I have a Microsoft SQL Server 2012 database table with around 7 million crowd-sourced records, primarily containing a string name value with some related details. For nearly every record it seems there are a dozen similar typo records and I am trying to do some fuzzy matching to identify record groups such as "Apple", "Aple", "Apples", "Spple", etc. These names can also contain multiple words with spaces between them.
I've come up with a solution of using an edit-distance scalar function that returns number of keystrokes required for transformation from string1 to string2 and using that function to join the table to itself. As you can imagine, this doesn't perform that well since its having to execute the function millions of times to evaluate a join.

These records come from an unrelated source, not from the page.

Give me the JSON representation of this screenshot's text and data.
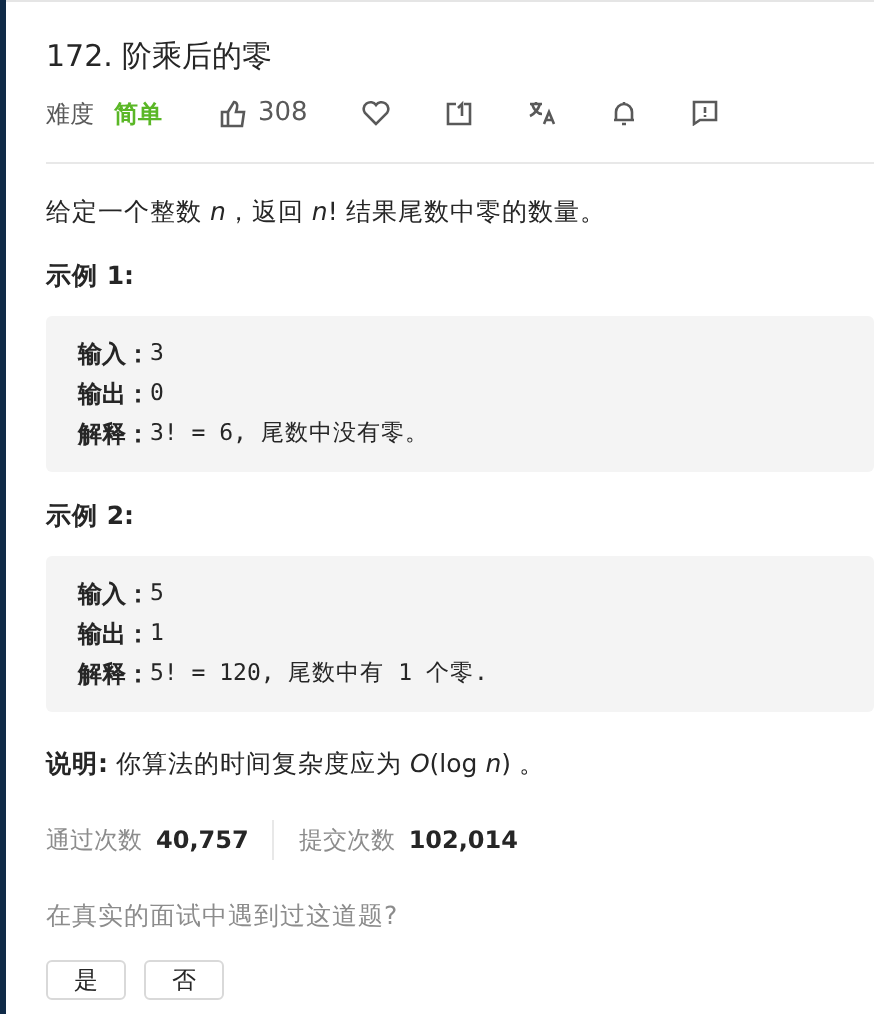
{
  "title": "172. 阶乘后的零",
  "meta": {
    "difficulty_label": "难度",
    "difficulty": "简单",
    "likes": "308"
  },
  "description": "给定一个整数 *n*，返回 *n*! 结果尾数中零的数量。",
  "examples": [
    {
      "heading": "示例 1:",
      "lines": [
        {
          "label": "输入：",
          "value": "3"
        },
        {
          "label": "输出：",
          "value": "0"
        },
        {
          "label": "解释：",
          "value": "3! = 6, 尾数中没有零。"
        }
      ]
    },
    {
      "heading": "示例 2:",
      "lines": [
        {
          "label": "输入：",
          "value": "5"
        },
        {
          "label": "输出：",
          "value": "1"
        },
        {
          "label": "解释：",
          "value": "5! = 120, 尾数中有 1 个零."
        }
      ]
    }
  ],
  "note": "**说明:** 你算法的时间复杂度应为 *O*(log *n*) 。",
  "stats": [
    {
      "label": "通过次数",
      "value": "40,757"
    },
    {
      "label": "提交次数",
      "value": "102,014"
    }
  ],
  "question": "在真实的面试中遇到过这道题?",
  "buttons": [
    "是",
    "否"
  ]
}
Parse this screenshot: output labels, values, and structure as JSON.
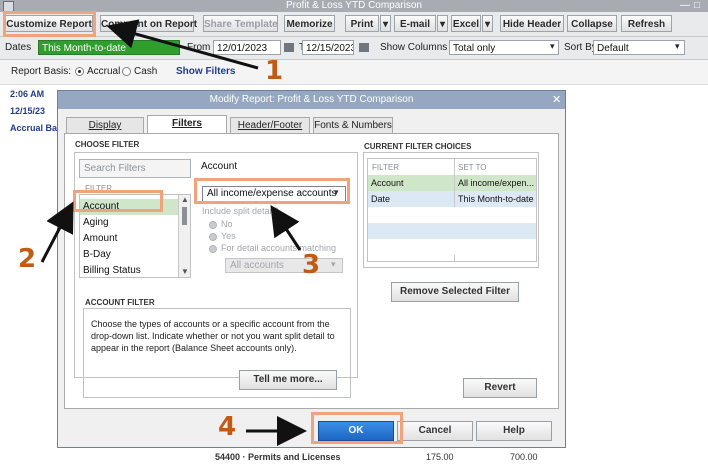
{
  "window": {
    "title": "Profit & Loss YTD Comparison"
  },
  "toolbar": {
    "customize": "Customize Report",
    "comment": "Comment on Report",
    "share": "Share Template",
    "memorize": "Memorize",
    "print": "Print",
    "email": "E-mail",
    "excel": "Excel",
    "hide_header": "Hide Header",
    "collapse": "Collapse",
    "refresh": "Refresh"
  },
  "filters": {
    "dates_label": "Dates",
    "dates_value": "This Month-to-date",
    "from_label": "From",
    "from_value": "12/01/2023",
    "to_label": "To",
    "to_value": "12/15/2023",
    "show_columns_label": "Show Columns",
    "show_columns_value": "Total only",
    "sort_by_label": "Sort By",
    "sort_by_value": "Default"
  },
  "basis": {
    "label": "Report Basis:",
    "accrual": "Accrual",
    "cash": "Cash",
    "selected": "Accrual",
    "show_filters": "Show Filters"
  },
  "report_header": {
    "time": "2:06 AM",
    "date": "12/15/23",
    "basis": "Accrual Bas"
  },
  "report_footer": {
    "account_row": "54400 · Permits and Licenses",
    "value1": "175.00",
    "value2": "700.00"
  },
  "modal": {
    "title": "Modify Report: Profit & Loss YTD Comparison",
    "tabs": [
      "Display",
      "Filters",
      "Header/Footer",
      "Fonts & Numbers"
    ],
    "active_tab": "Filters",
    "choose_filter_title": "CHOOSE FILTER",
    "search_placeholder": "Search Filters",
    "selected_filter_name": "Account",
    "filter_list_header": "FILTER",
    "filter_list": [
      "Account",
      "Aging",
      "Amount",
      "B-Day",
      "Billing Status"
    ],
    "account_dropdown": "All income/expense accounts",
    "include_split": "Include split detail?",
    "split_no": "No",
    "split_yes": "Yes",
    "split_detail": "For detail accounts matching",
    "all_accounts": "All accounts",
    "account_filter_title": "ACCOUNT FILTER",
    "account_filter_desc": "Choose the types of accounts or a specific account from the drop-down list. Indicate whether or not you want split detail to appear in the report (Balance Sheet accounts only).",
    "tell_me_more": "Tell me more...",
    "current_choices_title": "CURRENT FILTER CHOICES",
    "col_filter": "FILTER",
    "col_set_to": "SET TO",
    "choices": [
      {
        "filter": "Account",
        "set_to": "All income/expen..."
      },
      {
        "filter": "Date",
        "set_to": "This Month-to-date"
      }
    ],
    "remove_button": "Remove Selected Filter",
    "revert_button": "Revert",
    "ok_button": "OK",
    "cancel_button": "Cancel",
    "help_button": "Help"
  },
  "annotations": {
    "step1": "1",
    "step2": "2",
    "step3": "3",
    "step4": "4",
    "highlight_color": "#f1a47c",
    "number_color": "#c35a14"
  }
}
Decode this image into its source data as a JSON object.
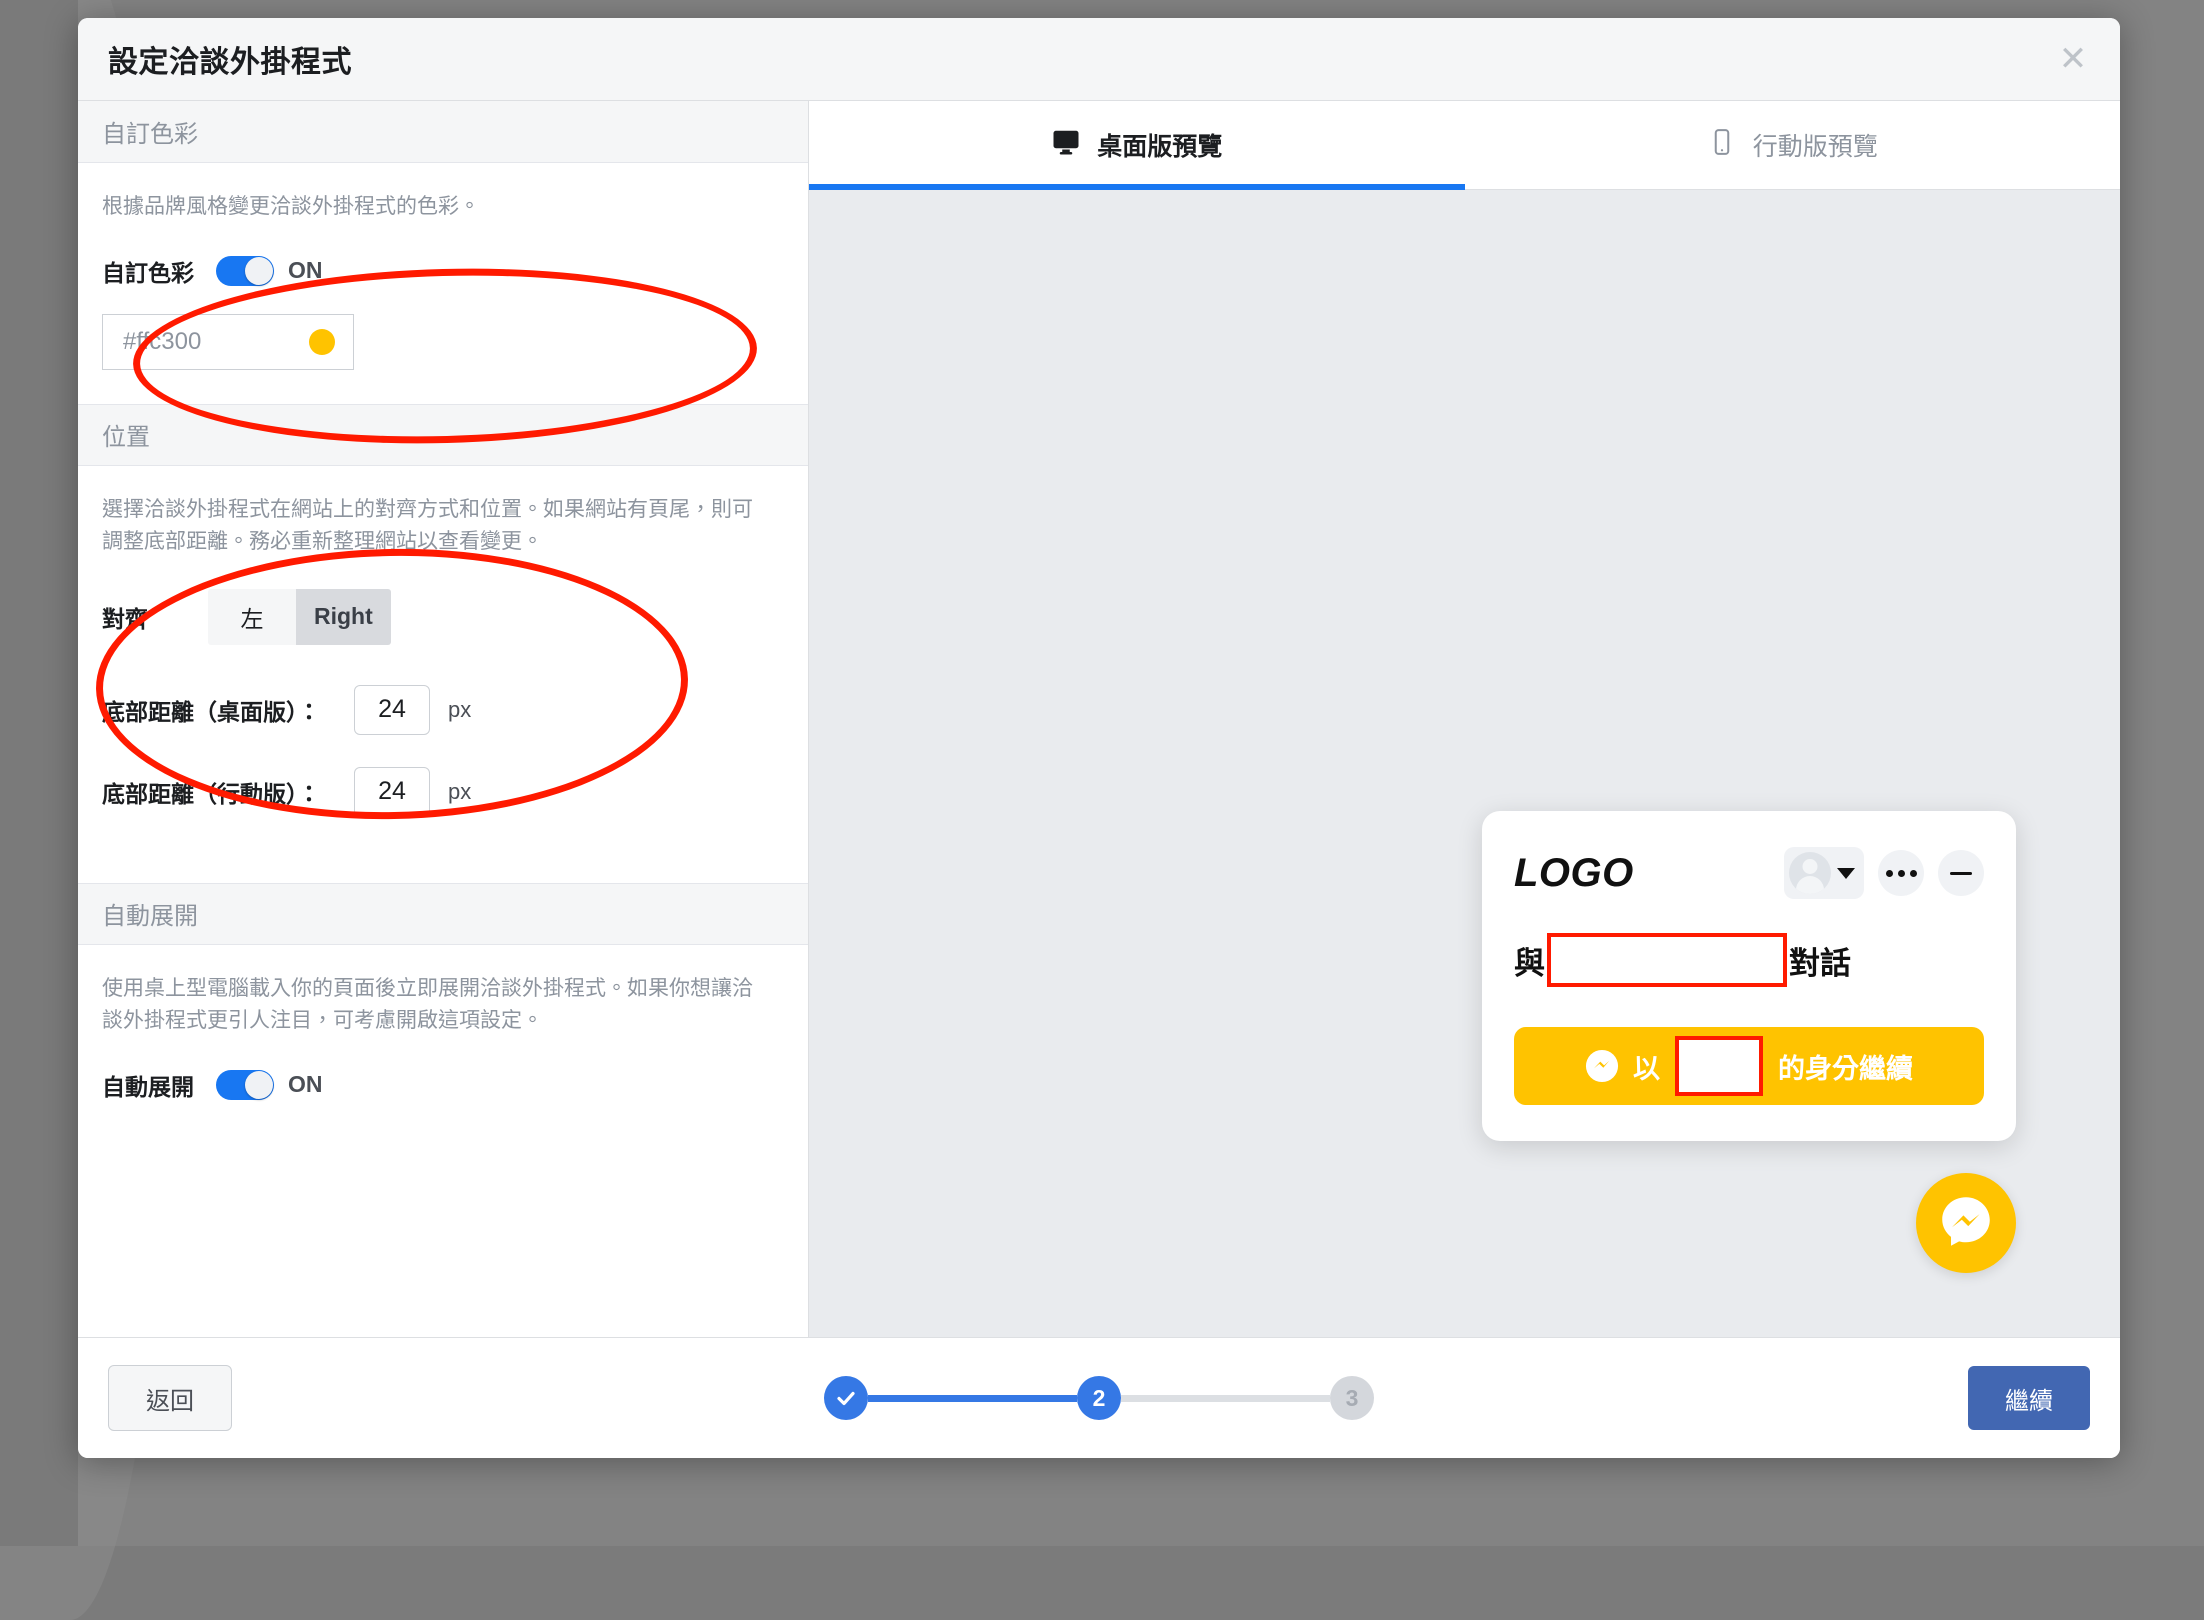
{
  "modal": {
    "title": "設定洽談外掛程式",
    "close_icon": "close-icon"
  },
  "settings": {
    "custom_color": {
      "section_title": "自訂色彩",
      "description": "根據品牌風格變更洽談外掛程式的色彩。",
      "toggle_label": "自訂色彩",
      "toggle_state": "ON",
      "color_value": "#ffc300",
      "color_hex": "#ffc300"
    },
    "position": {
      "section_title": "位置",
      "description": "選擇洽談外掛程式在網站上的對齊方式和位置。如果網站有頁尾，則可調整底部距離。務必重新整理網站以查看變更。",
      "align_label": "對齊",
      "align_options": [
        "左",
        "Right"
      ],
      "align_selected": "Right",
      "desktop_spacing_label": "底部距離（桌面版）：",
      "desktop_spacing_value": "24",
      "desktop_spacing_unit": "px",
      "mobile_spacing_label": "底部距離（行動版）：",
      "mobile_spacing_value": "24",
      "mobile_spacing_unit": "px"
    },
    "auto_expand": {
      "section_title": "自動展開",
      "description": "使用桌上型電腦載入你的頁面後立即展開洽談外掛程式。如果你想讓洽談外掛程式更引人注目，可考慮開啟這項設定。",
      "toggle_label": "自動展開",
      "toggle_state": "ON"
    }
  },
  "preview": {
    "tabs": [
      {
        "label": "桌面版預覽",
        "icon": "monitor-icon",
        "active": true
      },
      {
        "label": "行動版預覽",
        "icon": "mobile-icon",
        "active": false
      }
    ],
    "widget": {
      "logo_text": "LOGO",
      "avatar_icon": "avatar-icon",
      "caret_icon": "chevron-down-icon",
      "more_icon": "more-options-icon",
      "minimize_icon": "minimize-icon",
      "greeting_prefix": "與",
      "greeting_suffix": "對話",
      "cta_prefix": "以",
      "cta_suffix": "的身分繼續",
      "cta_icon": "messenger-icon",
      "cta_color": "#ffc300"
    },
    "launcher": {
      "icon": "messenger-icon",
      "color": "#ffc300"
    }
  },
  "footer": {
    "back_label": "返回",
    "continue_label": "繼續",
    "steps": [
      {
        "label": "",
        "state": "done",
        "icon": "check-icon"
      },
      {
        "label": "2",
        "state": "current"
      },
      {
        "label": "3",
        "state": "todo"
      }
    ]
  },
  "theme": {
    "accent_blue": "#1877f2",
    "primary_button": "#4267b2",
    "brand_yellow": "#ffc300",
    "annotation_red": "#ff1a00"
  }
}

So I put that in a cursor so at least only one string1 is being evaluated at a time, this at least gets results coming out but after letting it run for weeks it has only made it through evaluating 150,000 records. With 7 million to evaluate, I don't think I have the kind of time my method is going to take.
I put full text indexes on the string names, but couldn't really find a way to use the full text predicates when I didn't have a static value I was searching.
Any ideas how I could do something like the following in a way that wouldn't take months to run?
SELECT t1.name, t2.name FROM names AS t1 INNER JOIN names AS t2 ON EditDistance(t1.name,t2.name) = 1 AND t1.id != t2.id
soundex, but since the names can contain spaces and multiple words per value I get too many false positives to use it reliably.